Everyone in an organisation will be able to visualise the entire environment.
Then, by using machine learning and predictive analytics, the observability data can be made meaningful and actionable.
Essentially, it's about finding the signal within the noise, in order to take the right action.
The third aspect is connecting all the observability data to business outcomes.
To do this, you need to set success metrics and identify the KPIs that contribute to them.
While metrics such as page load, error and latency are helpful for understanding app performance, they don't show the actual impact on customer experience.
So how can this be done in order to enable teams to make data-driven decisions?
Traditionally, the answer has been visualising KPIs in dashboards, which can be powerful tools for showing real-time data quickly.
But to fully connect observability with business outcomes, teams must go beyond dashboards; building applications to deliver a curated, interactive experience, with in-built workflows and external data sets combined in real-time.
When tailored apps can be built on an observability platform, it provides a more powerful set of options, creating a strong understanding with rich context.
Relationships between technology, business, and customers are built, and a shared understanding is created through interactive visualisations.
Data-driven decisions can be made that impact specific KPIs, and investments in software can be prioritised and their effectiveness measured.

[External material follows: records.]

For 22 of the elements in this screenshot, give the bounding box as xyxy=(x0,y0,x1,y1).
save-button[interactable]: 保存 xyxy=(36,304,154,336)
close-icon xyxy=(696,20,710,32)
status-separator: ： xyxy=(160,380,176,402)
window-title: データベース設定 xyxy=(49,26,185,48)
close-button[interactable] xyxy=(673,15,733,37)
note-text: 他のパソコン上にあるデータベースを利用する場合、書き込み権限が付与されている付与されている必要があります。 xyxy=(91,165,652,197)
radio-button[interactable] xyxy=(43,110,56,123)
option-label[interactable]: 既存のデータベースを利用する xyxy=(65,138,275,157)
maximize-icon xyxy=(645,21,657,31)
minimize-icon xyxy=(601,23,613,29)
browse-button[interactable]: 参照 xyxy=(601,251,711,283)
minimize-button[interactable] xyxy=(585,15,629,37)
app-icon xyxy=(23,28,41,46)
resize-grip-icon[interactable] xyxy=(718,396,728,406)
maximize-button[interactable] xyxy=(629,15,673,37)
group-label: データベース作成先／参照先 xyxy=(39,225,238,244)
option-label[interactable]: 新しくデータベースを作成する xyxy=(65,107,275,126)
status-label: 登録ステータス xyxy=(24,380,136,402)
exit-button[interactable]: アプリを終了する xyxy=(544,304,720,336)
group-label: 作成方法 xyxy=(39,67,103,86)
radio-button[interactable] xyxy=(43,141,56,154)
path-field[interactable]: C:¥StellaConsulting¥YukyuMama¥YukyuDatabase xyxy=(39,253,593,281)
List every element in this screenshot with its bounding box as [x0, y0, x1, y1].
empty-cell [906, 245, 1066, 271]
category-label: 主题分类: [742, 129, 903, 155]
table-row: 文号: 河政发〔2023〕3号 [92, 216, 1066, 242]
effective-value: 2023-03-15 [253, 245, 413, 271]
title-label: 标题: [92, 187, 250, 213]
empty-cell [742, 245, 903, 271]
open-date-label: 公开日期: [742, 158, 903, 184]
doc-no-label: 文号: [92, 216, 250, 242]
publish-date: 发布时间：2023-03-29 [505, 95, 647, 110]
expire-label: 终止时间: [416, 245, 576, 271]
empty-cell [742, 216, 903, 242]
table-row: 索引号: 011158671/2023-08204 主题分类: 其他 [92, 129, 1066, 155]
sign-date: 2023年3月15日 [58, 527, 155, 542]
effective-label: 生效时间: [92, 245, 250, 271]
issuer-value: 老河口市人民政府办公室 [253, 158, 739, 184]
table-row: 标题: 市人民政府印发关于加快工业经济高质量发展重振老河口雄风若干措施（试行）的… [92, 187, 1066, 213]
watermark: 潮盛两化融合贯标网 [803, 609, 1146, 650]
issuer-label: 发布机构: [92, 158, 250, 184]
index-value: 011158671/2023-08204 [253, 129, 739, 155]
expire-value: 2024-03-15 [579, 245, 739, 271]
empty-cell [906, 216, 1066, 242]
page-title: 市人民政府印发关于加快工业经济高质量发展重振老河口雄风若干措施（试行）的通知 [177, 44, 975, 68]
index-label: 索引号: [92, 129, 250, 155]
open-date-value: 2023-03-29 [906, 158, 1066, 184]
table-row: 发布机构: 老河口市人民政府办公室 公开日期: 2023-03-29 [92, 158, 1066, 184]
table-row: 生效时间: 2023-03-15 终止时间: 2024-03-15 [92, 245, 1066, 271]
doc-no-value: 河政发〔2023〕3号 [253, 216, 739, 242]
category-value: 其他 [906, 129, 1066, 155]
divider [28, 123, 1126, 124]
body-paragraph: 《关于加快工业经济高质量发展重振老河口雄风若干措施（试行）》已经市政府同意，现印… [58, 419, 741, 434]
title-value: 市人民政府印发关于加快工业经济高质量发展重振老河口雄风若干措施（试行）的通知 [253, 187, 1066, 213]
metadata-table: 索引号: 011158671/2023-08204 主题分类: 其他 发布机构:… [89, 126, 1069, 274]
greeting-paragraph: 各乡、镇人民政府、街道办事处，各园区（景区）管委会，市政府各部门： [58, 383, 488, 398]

An observability platform that is open, connected, and programmable creates faster innovation, speedier deployments, less toil, reduced costs, and a better understanding of how to prioritise time and attention.
All of this leads to a much deeper understanding of data, systems and customers, which creates business growth.
By knowing how technology performs and the way that customers are engaging with it, modern software teams can turn their focus to business outcomes.